Un "partenariat oriental" pour freiner l’élargissement de l’UE

L’Union européenne cherche désespérément les moyens d’apaiser les appétits des pays voisins sans poursuivre sur la voie d’un élargissement illimité.

Après la « nouvelle politique de voisinage » mise en place après le big bang de 2004 qui a vu l’entrée de dix nouveaux Etats, suivis par la Bulgarie et la Roumanie en 2007, les Vingt-sept viennent d’inventer « le partenariat oriental ». Il s’agit d’une offre de coopération renforcée adressée à six pays situés aux marches de l’Europe : l’Arménie, l’Azerbaïdjan, la Géorgie, la Moldavie, l’Ukraine et la Biélorussie, quand celle-ci se sera débarrassée de l’autocrate Loukachenko.
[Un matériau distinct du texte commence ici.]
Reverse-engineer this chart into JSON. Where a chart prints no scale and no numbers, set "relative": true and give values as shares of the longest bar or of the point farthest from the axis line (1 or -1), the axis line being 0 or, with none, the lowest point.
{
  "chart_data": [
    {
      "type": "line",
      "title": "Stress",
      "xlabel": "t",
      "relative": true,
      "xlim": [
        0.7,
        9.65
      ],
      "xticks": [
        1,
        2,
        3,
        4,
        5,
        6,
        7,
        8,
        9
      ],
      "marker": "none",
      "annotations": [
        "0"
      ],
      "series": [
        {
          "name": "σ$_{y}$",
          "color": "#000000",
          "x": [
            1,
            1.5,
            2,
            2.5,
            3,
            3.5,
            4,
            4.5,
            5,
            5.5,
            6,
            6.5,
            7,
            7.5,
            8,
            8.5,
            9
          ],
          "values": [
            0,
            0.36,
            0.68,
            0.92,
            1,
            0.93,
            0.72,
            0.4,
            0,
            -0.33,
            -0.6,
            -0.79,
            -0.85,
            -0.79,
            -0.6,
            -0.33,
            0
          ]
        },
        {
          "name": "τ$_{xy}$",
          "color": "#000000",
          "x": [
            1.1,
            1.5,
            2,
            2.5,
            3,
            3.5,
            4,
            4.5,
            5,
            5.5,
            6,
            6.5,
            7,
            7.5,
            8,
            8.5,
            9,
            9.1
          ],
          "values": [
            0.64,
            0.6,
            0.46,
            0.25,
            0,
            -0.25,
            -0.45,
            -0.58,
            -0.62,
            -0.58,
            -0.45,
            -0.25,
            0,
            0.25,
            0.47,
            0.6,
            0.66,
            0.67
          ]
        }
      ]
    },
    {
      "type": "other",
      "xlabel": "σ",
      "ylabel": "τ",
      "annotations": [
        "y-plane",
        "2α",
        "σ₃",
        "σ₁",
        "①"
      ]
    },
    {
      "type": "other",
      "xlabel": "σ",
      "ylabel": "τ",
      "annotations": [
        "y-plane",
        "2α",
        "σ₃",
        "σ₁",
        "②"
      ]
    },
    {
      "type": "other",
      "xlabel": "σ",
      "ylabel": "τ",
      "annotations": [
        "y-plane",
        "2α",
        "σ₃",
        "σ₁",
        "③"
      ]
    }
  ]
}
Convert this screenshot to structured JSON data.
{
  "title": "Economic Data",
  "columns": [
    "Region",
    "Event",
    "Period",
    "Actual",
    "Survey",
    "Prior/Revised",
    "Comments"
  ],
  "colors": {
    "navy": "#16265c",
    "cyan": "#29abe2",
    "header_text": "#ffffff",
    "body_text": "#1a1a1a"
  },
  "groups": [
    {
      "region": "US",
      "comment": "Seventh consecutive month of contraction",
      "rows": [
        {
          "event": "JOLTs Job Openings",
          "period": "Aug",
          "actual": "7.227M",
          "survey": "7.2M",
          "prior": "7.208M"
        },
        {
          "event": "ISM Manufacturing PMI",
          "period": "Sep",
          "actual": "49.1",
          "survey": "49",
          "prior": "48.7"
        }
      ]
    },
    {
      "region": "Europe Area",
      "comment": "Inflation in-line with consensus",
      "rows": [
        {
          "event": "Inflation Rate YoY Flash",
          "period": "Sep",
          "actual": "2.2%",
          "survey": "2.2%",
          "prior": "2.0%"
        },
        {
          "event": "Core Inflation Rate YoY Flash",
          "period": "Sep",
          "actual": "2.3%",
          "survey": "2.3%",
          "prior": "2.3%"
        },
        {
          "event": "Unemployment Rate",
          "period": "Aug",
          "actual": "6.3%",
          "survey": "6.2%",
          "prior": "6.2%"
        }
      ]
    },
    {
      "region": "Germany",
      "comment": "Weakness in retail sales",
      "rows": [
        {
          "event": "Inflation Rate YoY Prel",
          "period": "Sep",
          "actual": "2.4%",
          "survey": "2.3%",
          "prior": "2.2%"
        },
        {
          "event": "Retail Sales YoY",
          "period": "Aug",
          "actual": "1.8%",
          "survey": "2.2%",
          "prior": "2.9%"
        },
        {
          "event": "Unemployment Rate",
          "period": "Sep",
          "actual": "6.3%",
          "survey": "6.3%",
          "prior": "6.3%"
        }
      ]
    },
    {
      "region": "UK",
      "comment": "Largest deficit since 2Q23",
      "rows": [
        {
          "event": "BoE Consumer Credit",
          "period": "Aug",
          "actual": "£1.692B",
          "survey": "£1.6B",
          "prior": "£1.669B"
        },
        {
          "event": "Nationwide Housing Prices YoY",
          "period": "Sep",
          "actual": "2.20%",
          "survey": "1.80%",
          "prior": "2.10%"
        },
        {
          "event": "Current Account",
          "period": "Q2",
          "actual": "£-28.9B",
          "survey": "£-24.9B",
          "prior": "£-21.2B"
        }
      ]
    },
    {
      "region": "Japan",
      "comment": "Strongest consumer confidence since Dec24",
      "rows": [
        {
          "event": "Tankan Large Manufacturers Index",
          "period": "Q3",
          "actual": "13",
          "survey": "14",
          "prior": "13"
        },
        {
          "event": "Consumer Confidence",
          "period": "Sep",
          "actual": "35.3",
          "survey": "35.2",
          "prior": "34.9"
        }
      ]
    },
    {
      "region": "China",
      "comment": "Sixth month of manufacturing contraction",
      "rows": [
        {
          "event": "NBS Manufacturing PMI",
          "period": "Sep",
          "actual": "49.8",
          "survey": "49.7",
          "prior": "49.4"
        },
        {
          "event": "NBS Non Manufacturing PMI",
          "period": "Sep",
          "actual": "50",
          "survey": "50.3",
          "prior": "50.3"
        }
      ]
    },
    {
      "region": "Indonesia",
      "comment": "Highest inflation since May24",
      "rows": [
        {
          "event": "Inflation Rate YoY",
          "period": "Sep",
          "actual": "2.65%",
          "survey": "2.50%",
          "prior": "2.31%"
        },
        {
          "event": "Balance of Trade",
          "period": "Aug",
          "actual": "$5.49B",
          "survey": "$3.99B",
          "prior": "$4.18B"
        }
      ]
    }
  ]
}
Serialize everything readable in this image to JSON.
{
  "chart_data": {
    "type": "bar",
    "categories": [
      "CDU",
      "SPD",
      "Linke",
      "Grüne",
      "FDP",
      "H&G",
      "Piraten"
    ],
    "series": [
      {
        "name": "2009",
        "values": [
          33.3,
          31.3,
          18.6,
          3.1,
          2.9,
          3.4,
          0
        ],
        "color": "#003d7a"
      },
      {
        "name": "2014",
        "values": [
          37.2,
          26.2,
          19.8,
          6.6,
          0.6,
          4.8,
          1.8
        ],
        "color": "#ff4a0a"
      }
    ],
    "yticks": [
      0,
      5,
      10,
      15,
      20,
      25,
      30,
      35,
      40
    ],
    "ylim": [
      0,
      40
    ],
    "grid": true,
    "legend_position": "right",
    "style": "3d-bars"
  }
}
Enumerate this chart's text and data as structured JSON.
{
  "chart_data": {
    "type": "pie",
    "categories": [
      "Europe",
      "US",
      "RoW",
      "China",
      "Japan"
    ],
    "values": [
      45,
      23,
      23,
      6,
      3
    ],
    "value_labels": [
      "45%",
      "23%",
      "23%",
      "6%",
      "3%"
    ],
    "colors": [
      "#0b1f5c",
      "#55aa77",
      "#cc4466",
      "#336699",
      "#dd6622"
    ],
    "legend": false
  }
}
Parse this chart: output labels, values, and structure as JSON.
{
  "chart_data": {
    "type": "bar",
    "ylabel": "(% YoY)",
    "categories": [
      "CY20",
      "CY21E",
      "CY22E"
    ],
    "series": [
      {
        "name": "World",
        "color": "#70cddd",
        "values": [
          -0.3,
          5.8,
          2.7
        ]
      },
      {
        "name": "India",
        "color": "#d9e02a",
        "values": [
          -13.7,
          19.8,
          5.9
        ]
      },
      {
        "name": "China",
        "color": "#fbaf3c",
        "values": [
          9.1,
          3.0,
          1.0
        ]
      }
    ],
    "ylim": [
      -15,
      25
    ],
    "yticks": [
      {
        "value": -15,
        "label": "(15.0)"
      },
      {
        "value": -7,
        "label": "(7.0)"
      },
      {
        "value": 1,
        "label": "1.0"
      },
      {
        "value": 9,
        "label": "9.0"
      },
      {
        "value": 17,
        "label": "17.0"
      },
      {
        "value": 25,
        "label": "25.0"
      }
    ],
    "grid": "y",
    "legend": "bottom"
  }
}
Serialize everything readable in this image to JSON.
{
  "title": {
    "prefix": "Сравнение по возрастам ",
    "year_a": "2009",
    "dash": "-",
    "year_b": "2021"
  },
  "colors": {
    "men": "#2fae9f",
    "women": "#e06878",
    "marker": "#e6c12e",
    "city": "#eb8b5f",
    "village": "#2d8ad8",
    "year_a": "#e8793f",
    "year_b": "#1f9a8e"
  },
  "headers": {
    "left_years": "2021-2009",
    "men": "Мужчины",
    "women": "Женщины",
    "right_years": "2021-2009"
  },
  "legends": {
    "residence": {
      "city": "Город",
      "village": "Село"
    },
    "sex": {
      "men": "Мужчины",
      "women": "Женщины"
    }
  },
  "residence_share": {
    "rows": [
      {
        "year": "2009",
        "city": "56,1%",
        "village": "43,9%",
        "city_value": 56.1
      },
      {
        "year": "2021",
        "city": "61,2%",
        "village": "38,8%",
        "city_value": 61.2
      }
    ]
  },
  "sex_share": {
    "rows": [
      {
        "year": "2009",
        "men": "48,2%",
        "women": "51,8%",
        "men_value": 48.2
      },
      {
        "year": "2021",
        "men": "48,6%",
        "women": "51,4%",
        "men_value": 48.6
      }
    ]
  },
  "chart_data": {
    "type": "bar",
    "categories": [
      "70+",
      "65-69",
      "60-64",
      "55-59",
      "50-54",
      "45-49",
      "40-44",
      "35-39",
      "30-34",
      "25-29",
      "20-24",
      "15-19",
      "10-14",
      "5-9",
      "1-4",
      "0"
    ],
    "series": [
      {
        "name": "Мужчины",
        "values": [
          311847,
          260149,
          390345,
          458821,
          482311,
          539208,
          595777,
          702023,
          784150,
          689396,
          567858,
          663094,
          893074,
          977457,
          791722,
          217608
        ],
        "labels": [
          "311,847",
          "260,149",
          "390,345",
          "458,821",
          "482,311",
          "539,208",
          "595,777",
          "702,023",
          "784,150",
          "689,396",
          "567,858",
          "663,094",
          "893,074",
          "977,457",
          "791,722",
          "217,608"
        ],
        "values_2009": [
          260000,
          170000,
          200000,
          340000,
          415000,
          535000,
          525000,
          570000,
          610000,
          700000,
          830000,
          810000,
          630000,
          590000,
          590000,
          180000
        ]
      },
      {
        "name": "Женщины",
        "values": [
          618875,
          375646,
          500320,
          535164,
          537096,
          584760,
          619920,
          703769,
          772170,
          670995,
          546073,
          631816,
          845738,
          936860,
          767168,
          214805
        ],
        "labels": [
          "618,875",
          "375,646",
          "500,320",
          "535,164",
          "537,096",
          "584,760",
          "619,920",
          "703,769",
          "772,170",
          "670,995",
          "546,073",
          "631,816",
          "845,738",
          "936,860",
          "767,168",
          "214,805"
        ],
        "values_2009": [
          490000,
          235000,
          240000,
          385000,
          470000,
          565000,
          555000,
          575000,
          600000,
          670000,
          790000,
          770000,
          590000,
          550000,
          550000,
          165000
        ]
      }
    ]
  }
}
L’UE a mis 600 millions d’euros sur la table pour la période 2010-2013, en réalité un peu plus de la moitié de cette somme, car l’autre moitié était déjà prévue par la politique de voisinage.

Les Européens poursuivent ainsi plusieurs objectifs. Ils veulent d’abord montrer à ses anciennes républiques de l’Union soviétique qu’ils les considèrent comme faisant partie de l’Europe. Mais en envoyant ce signal, ils tiennent en même temps compte de l’opposition de la Russie à un élargissement des institutions occidentales dans ce qu’elle considère toujours comme sa zone d’influence. Cette opposition est certes plus affirmée contre l’extension de l’OTAN vers les frontières russes. Mais elle concerne aussi l’UE dans la mesure où celle-ci encourage les réformes démocratiques et est conçue, au moins dans certains milieux politiques russes, comme l’antichambre voire un prolongement de l’OTAN.

Du point de vue de l’UE, ce degré supplémentaire dans la coopération avec les voisins permet d’éviter les limites de l’élargissement qui divisent les Vingt-Sept. Schématiquement, les Britanniques, qui n’ont pas le souci d’approfondir l’intégration européenne, sont en faveur de cet élargissement. D’autres, comme les Français, sont beaucoup plus réticents. En arrivant au pouvoir, Nicolas Sarkozy a convaincu ses partenaires de créer un "Comité de Sages" pour définir l’identité et donc les frontières de l’Europe, un élargissement sans fin lui paraissant la négation d’un Europe-puissance. Ce raisonnement vaut pour lui non seulement pour ces anciennes républiques soviétiques mais pour la Turquie à laquelle il propose un « partenariat renforcé ».

Le « partenariat » oriental suffira-t-il à calmer les ardeurs européennes des pays concernés ? Rien n’est moins sûr. Car l’UE fait face à un dilemme. L’élargissement, qui a permis la stabilisation et la démocratisation de son environnement, se heurte à l’hostilité d’une grande partie des opinions publiques européennes et nourrit le sentiment de rejet constaté lors des divers référendums, de la France à l’Irlande. En même temps, il est le meilleur instrument de la politique étrangère de l’UE qui a réussi, mieux que la promotion de la démocratie à la mode américaine, à « exporter la démocraties » dans son voisinage. Cette politique semble avoir atteint ses limites avant d’avoir rempli tous ses objectifs. C’est cette quadrature du cercle que « le partenariat oriental » est censé résoudre.